A gun club nestled in heavy woods on the outskirts of Pittsburgh was thrust into the national spotlight after one of its members tried to assassinate former President Donald Trump on Saturday.
Clairton Sportsmen’s Clubdenounced the "senseless act of violence" in a statement Sunday, acknowledging that the shooter, Thomas Matthew Crooks, 20, was a member.
The extent of Crooks' participation at the club is so far unknown. In interviews this week, its president, an ex-employee and a former member defended its reputation as a safe environment with a family-friendly culture that emphasizes the importance of firearms safety.
Bill Sellitto, the club's president, said in a phone call Tuesday that violence is “not in our culture.”
“What happened Saturday was a horrifically terrible thing. We’re just sick about it,” he said. “I mean, that’s not us. I don’t know what else to say about that. It’s impacting the club. There’s a bunch of us that have slept about a few hours in the last three days.”
Sitting on 180 acres at the top of a roughly half-mile road about a 30-minute drive from the Crooks family home, Clairton Sportsmen's Club is one of the larger gun clubs in the area, said Charles Rondinelli, a freelance writer who wrote several columns for gun enthusiasts for the Pittsburgh Tribune-Review.
“It’s a very nice club,” he said. “But all of the clubs around here, as far as I know, are very nice. They promote healthy shooting.”
The club has about 2,200 members, Sellitto said. Families with children, women and young adults make up a large proportion of its paying customers, he said, declining to provide specific numbers.
Five law enforcement agencies train at the facility, he said, and a lot of its members are members of the club.
People join for a variety of reasons: practicing before deer hunting season, clay-target practice shooting on one of the 13 lighted skeet and trap fields, or participating in one of its leagues. A “tremendous” archery program attracts a lot of children, Sellitto said, some of whom shoot competitively in the area.
The club also offers a 200-yard rifle range, and on its website it describes its "club rifle discipline" as a "very active and varied facet of our club." Parents and children have the opportunity to shoot together on the Small Bore Rifle Team.
Daneen Barone Shelton, 64, of West Mifflin, recalled how safe the club was when she worked there as a teenager.
“It was a family-friendly place.
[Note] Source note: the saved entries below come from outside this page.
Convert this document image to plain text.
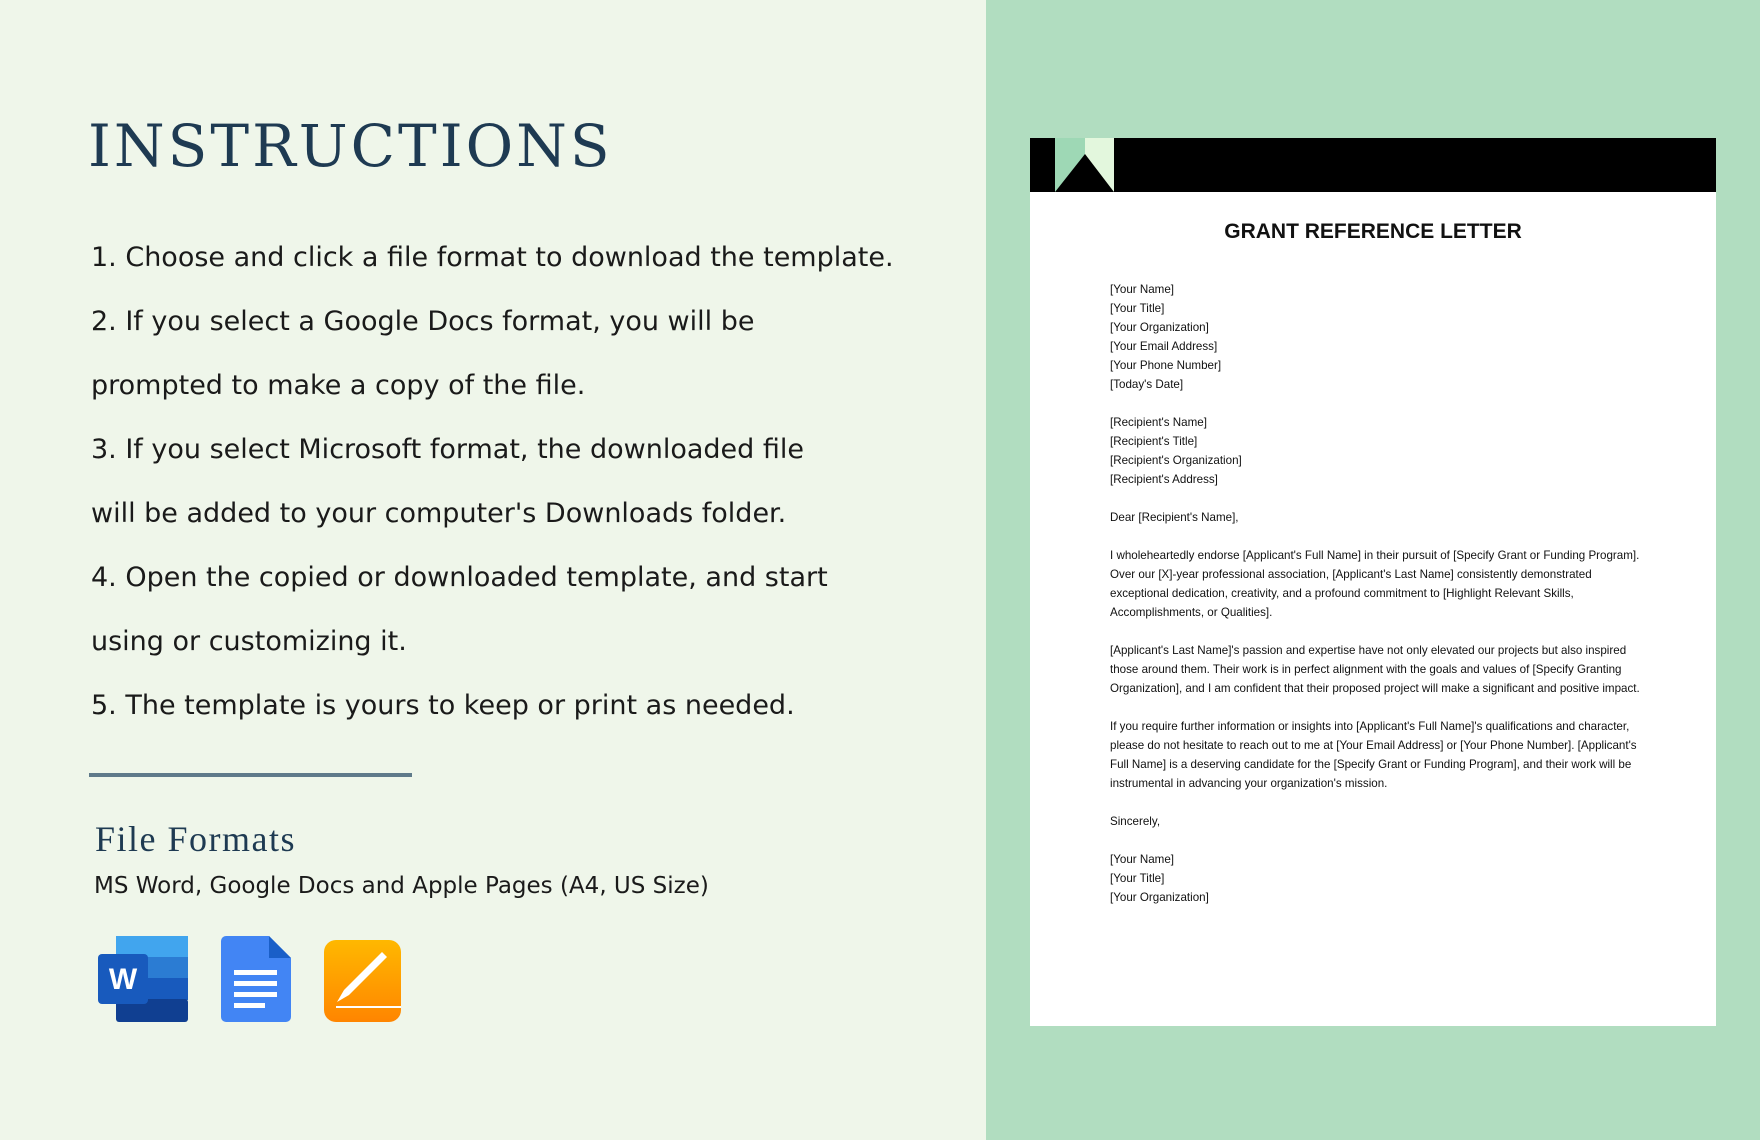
INSTRUCTIONS
1. Choose and click a file format to download the template.
2. If you select a Google Docs format, you will be
prompted to make a copy of the file.
3. If you select Microsoft format, the downloaded file
will be added to your computer's Downloads folder.
4. Open the copied or downloaded template, and start
using or customizing it.
5. The template is yours to keep or print as needed.
File Formats
MS Word, Google Docs and Apple Pages (A4, US Size)
W
GRANT REFERENCE LETTER

[Your Name]
[Your Title]
[Your Organization]
[Your Email Address]
[Your Phone Number]
[Today's Date]

[Recipient's Name]
[Recipient's Title]
[Recipient's Organization]
[Recipient's Address]

Dear [Recipient's Name],

I wholeheartedly endorse [Applicant's Full Name] in their pursuit of [Specify Grant or Funding Program]. Over our [X]-year professional association, [Applicant's Last Name] consistently demonstrated exceptional dedication, creativity, and a profound commitment to [Highlight Relevant Skills, Accomplishments, or Qualities].

[Applicant's Last Name]'s passion and expertise have not only elevated our projects but also inspired those around them. Their work is in perfect alignment with the goals and values of [Specify Granting Organization], and I am confident that their proposed project will make a significant and positive impact.

If you require further information or insights into [Applicant's Full Name]'s qualifications and character, please do not hesitate to reach out to me at [Your Email Address] or [Your Phone Number]. [Applicant's Full Name] is a deserving candidate for the [Specify Grant or Funding Program], and their work will be instrumental in advancing your organization's mission.

Sincerely,

[Your Name]
[Your Title]
[Your Organization]
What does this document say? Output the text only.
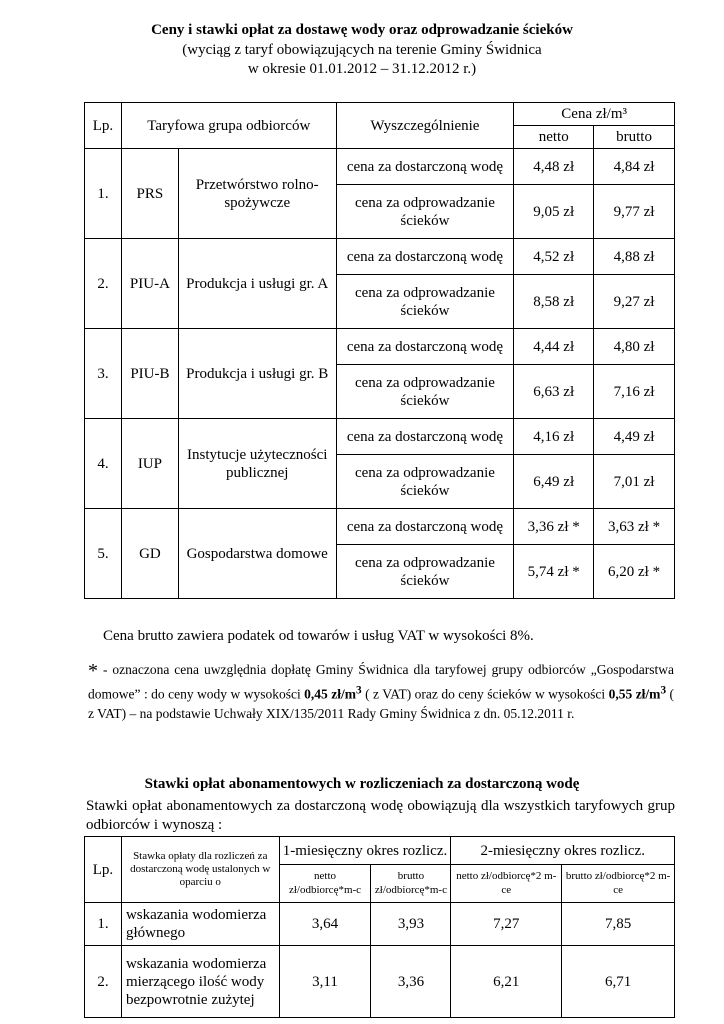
Ceny i stawki opłat za dostawę wody oraz odprowadzanie ścieków
(wyciąg z taryf obowiązujących na terenie Gminy Świdnica
w okresie 01.01.2012 – 31.12.2012 r.)
Lp.	Taryfowa grupa odbiorców		Wyszczególnienie	Cena zł/m³	
				netto	brutto
1.	PRS	Przetwórstwo rolno-spożywcze	cena za dostarczoną wodę	4,48 zł	4,84 zł
			cena za odprowadzanie ścieków	9,05 zł	9,77 zł
2.	PIU-A	Produkcja i usługi gr. A	cena za dostarczoną wodę	4,52 zł	4,88 zł
			cena za odprowadzanie ścieków	8,58 zł	9,27 zł
3.	PIU-B	Produkcja i usługi gr. B	cena za dostarczoną wodę	4,44 zł	4,80 zł
			cena za odprowadzanie ścieków	6,63 zł	7,16 zł
4.	IUP	Instytucje użyteczności publicznej	cena za dostarczoną wodę	4,16 zł	4,49 zł
			cena za odprowadzanie ścieków	6,49 zł	7,01 zł
5.	GD	Gospodarstwa domowe	cena za dostarczoną wodę	3,36 zł *	3,63 zł *
			cena za odprowadzanie ścieków	5,74 zł *	6,20 zł *
Cena brutto zawiera podatek od towarów i usług VAT w wysokości 8%.
* - oznaczona cena uwzględnia dopłatę Gminy Świdnica dla taryfowej grupy odbiorców „Gospodarstwa domowe” : do ceny wody w wysokości 0,45 $zł/m^3$ ( z VAT) oraz do ceny ścieków w wysokości 0,55 $zł/m^3$ ( z VAT) – na podstawie Uchwały XIX/135/2011 Rady Gminy Świdnica z dn. 05.12.2011 r.
Stawki opłat abonamentowych w rozliczeniach za dostarczoną wodę
Stawki opłat abonamentowych za dostarczoną wodę obowiązują dla wszystkich taryfowych grup odbiorców i wynoszą :
Lp.	Stawka opłaty dla rozliczeń za dostarczoną wodę ustalonych w oparciu o	1-miesięczny okres rozlicz.		2-miesięczny okres rozlicz.	
		netto zł/odbiorcę*m-c	brutto zł/odbiorcę*m-c	netto zł/odbiorcę*2 m-ce	brutto zł/odbiorcę*2 m-ce
1.	wskazania wodomierza głównego	3,64	3,93	7,27	7,85
2.	wskazania wodomierza mierzącego ilość wody bezpowrotnie zużytej	3,11	3,36	6,21	6,71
My whole family went up there and shot,” she said.
Her nephew, Michael Barone, 38, of Clairton, left the club because his job in law enforcement required him to undergo training that the club did not allow.
“They’re a safe club,” he said, adding that “they’re very strict on all the rules.”
Barone said he knew that whatever Crooks was involved in “had no affiliation with the club.”
“The club’s a good club,” he said.
Crookswas shot and killed by at least one Secret Service member moments after he opened fire at Trump's rally in Butler. Trump, who said he was hit in the ear, was treated at a local hospital and released.
A motive in the shooting, which killed a spectator and injured two others, is still unclear. More than a dozen guns were found in a search of the Crooks family home, according to four senior officials.
Gun sales have been high across Pennsylvania. Last year, the state ranked fourth for the most guns sold in the country — 841,523 — behind California, Florida and Texas, according to SafeHome.org, which said it gathered data from the FBI’s National Instant Criminal Background Check System. Total estimated sales from January to April in Pennsylvania were nearly 300,000, according to the site.
The state says there were over a million license-to-carry permits and just over 10,000 sportsman permits in Pennsylvania as of July 1. In the most recent census, in 2020, the state had a population of just over 13 million.
Rondinelli said western Pennsylvania "has always been a shooting area."
“There used to be a great deal of organized shooting here, but that was maybe 30, 40, 50 years ago. But the shooting culture is still alive,” he said in a phone call Wednesday. “There’s still quite a few organized shoots in different areas here. There are organized leagues.”
Sellitto said one of the club’s goals is to begin teaching firearms safety at a young age. The club hosts a free youth day event in the summer, where children can learn the rules about how to properly use firearms “and we show them the sport of shooting and archery,” he said.
“It’s a community thing. We try very hard to show kids responsible use of firearms,” he said.
Sellitto said that the club tries to be a “community organization” but that he fears its connection to Crooks will have unintentional consequences.
“I feel like we’re going to be the bad guys in all this,” he said. “And you know, it’s not us.”